Over its 200-year lifespan, the census has adapted its design to be more inclusive of the population it measures.
This ongoing adaption led me to ask: Are we – commercial researchers – adapting ourselves in the same way to ensure we’re ‘censu-tive’ enough towards the increasingly diverse nature of the society we investigate?
The current approach to measuring ethnicity in the census is newer than you think
The census first measured ethnicity in 1991. Pre-1991, ethnicity was measured alongside nationality, using old, new and African Commonwealth identification as a proxy for non-white ethnicities. This is a method we now know to be inaccurate and not reflective of the times.
In 1991 when the census modernised its approach to measuring ethnicity, so too did the Labour Force Survey. This measured an ‘increase’ in the UK’s ethnic minority population. The more inclusive and accurate method of measuring ethnic minority identities in the UK is credited with causing this ‘increase’. This is evidence that minor adjustments to how we approach research design over time can, and does, improve research effectiveness.
A small step to improve representation regarding gender identity
2021 was the first year the census in England and Wales asked: "Is the gender you identify with the same as your sex registered at birth?"
This allowed for better representation of the transgender and gender non-binary communities. It is a crucial step in recognising these communities and producing insights that can impact distribution and access to resources such as NHS funding for gender related healthcare.
Such edits allow for the transgender and gender non-binary communities to see themselves reflected in the census. This may seem a small thing, but it provides people in these communities a sense of inclusion and recognition.
Conversely, if the census hadn’t made this edit, it’d risk transgender and gender non-binary communities feeling isolated and not included in policy maker’s thinking.
Research design isn’t neatly separated from the politics of identity
As a young researcher, I find it refreshing to see the census updated in ways like the above.
However, ideas of accurate research are continually being contested. Currently, court rulings are in place for amendments to the confirmation processes of a respondent’s sex. These conversations have sparked heated debate on the ‘accuracy’ of such processes and evidence the way that the census’ design reflects both our societal beliefs and how they evolve.
As we continue to expand our understanding of society, research design needs to incorporate this evolving knowledge. Research design is not devoid of ideological intent. In fact, research design’s language and categorisations are a reflective snapshot into society similarly to the outputs themselves.
Why is diversity and inclusion important in research design?
I’ve used the census as a springboard introduction to diversity and inclusion in research design as we’re all aware of its purpose.

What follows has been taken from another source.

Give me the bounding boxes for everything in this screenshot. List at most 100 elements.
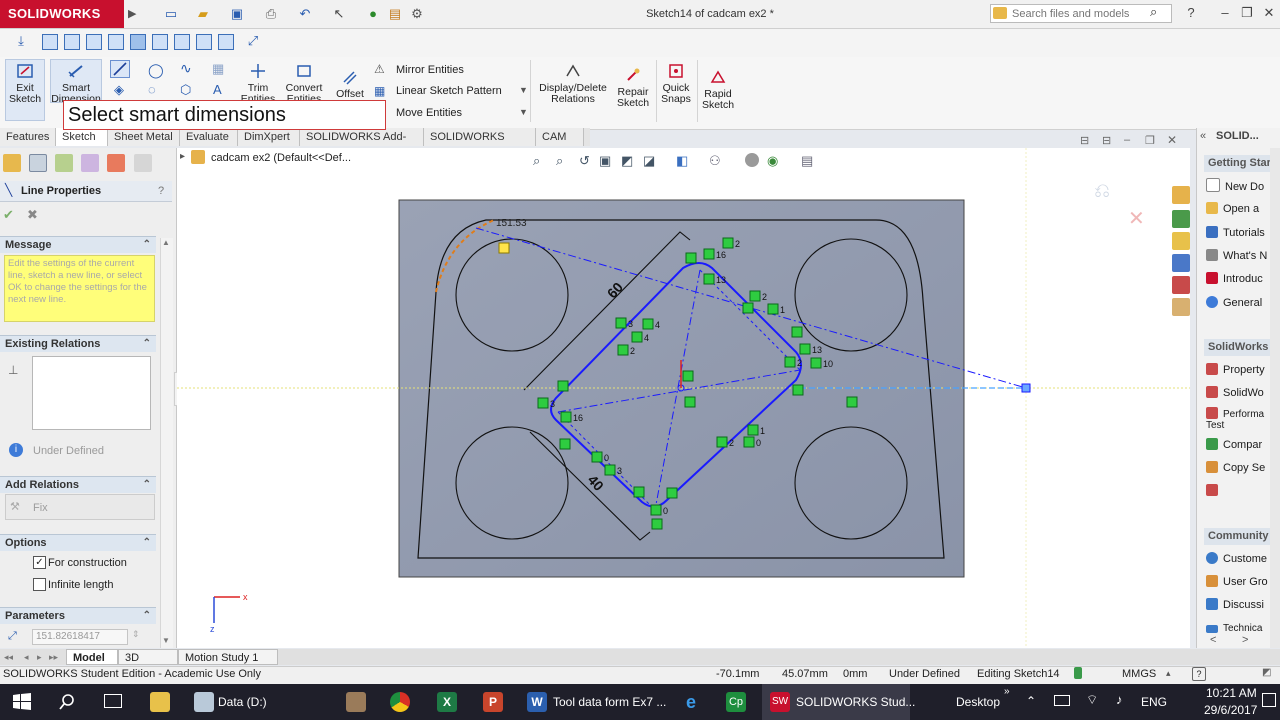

But is the research design used to make business decisions on communication and innovation as ‘censu-tive’ to diversity and inclusion as it should be?
It’s no secret that our industry has long been centred on the white, heteronormative, male experience. However, by pursuing a commitment to increasing research’s diversity we can gain a range of insight that informs brands how to better position, communicate and appeal to today and tomorrow’s diverse population.
How do we design research to be more censu-tive to inclusion?
It is a big question, and not one a single article can answer in full. However, here are three things we do to design diverse and inclusive research:
Think about minority participants from the beginning. When sampling, start specifying a diverse recruit, explicitly for ethnicity, gender identities beyond the binary, sexuality, those with disabilities or neurodivergence.
Often these people are harder to find. But as gatekeepers ensuring brands hear the market’s voice, we’re responsible for ensuring everyone’s voice is heard. Practically, this means prioritising their recruitment early on to avoid running out of time to include them.
We now have an expansive vocabulary to signal identity and difference. It’s important to stay in tune with this and use it in research design. Take gender identity for example: offering participant criteria beyond the male/female sex binary is vital in signalling to these audiences that their voice is important.
We can’t get it right every time. We’re human and socialised into all kinds of biases and perspectives we may not even consider. However, this is why it’s important to surround ourselves with people who can offer different considerations and perspectives. That’s why having a diverse team will equate to diverse research design.
Most importantly, we as researchers need to shift from being aware of these issues to taking meaningful actions that address these challenges. Fostering an inclusive environment committed to making change is key towards a successful and empathetic future. There’s only one way to do so: by being ‘censu-tive’.